The hospitals need help pushing education out to their staff. By making it available anytime, anywhere, they ensure that staff members, who are busy with both children and family members as patients and as care-givers, will be able to access the training they need. "The results have been that the learners say that they like it because it's self-paced and they can do it any time. I think organizations get that part. Now they need to move to the next level. How can they use the Web-based approach and then build on that how they're doing the other pieces of instructor-led to build strong educational programs out there?"

The hospitals are seeing successes through CHEX Knowledge Exchange - both tangible and intangible. For example, Children's Medical Center of Dallas is seeing a 98 percent compliance rate on the Health Insurance Portability and Accountability Act (HIPAA) requirements. "They actually tried two methods of delivering that," explained Johnston. "One was the online, Web-based training, and one was instructor-led courses. They found tremendous expenditures in the area of instructor-led training on training the trainers, the materials that they needed and on attendance in classes, in addition to travel time. They noticed a 41 percent savings with the Web-based training."

Less tangible results were seen by Children's Healthcare Services in Omaha, which has taken its blended learning model to the next step. The hospital works with preceptors, individuals who partner with new nursing staff and guide them through their first few months with the organization. CHEX has worked with Children's Healthcare Services and some of the other hospitals to develop a combination of three to four Web-based training courses to serve as introductory material to be covered prior to the instructor-led course. Looking at pretests compared to post-tests to see how learners and preceptors are responding to the new format, Johnston said the results are very good. "They're really very happy with the training. They felt they were much more prepared. They noticed that their instructor-led course was actually shorter in time because they had come in prepared for the course ahead of time."

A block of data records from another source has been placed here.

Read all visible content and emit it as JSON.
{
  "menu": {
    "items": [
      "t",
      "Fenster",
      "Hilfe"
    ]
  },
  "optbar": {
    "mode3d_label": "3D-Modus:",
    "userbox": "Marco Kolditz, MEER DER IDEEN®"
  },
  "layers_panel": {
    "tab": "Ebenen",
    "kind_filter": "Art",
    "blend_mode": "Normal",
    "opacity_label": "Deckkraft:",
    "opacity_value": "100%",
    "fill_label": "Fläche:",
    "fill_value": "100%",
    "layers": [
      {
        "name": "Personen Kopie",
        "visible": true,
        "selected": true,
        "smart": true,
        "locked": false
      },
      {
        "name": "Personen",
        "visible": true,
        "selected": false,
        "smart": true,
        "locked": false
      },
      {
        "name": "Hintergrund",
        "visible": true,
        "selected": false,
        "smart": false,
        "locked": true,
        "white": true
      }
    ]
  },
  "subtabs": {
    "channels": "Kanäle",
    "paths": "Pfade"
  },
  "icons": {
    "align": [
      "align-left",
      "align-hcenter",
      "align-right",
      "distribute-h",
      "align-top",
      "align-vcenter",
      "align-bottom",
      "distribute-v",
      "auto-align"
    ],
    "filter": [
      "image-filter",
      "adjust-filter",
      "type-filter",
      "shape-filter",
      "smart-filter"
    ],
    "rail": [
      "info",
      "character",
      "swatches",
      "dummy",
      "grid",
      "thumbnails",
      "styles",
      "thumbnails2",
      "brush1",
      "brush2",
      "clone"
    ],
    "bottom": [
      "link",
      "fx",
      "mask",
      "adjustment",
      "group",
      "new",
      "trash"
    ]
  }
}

Working through a consortium model eases the pain of implementing expensive enterprise applications, like an LMS, for the hospitals that are a part of CHCA. In addition, the hospitals save money by working together, rather than going it alone. "We know that the hospitals individually could spend monstrous amounts of money trying to get these processes into place," said Johnston.

In the future, CHEX plans to continue to add more hospitals to the system because the more hospitals that participate, the more knowledge there is to share and work from. "We are focusing first on getting them implemented on the system utilizing the tools that are in the industry to make their lives easier and to help them work on not only the Web-based options for learning and education, but the blended models as well," said Johnston.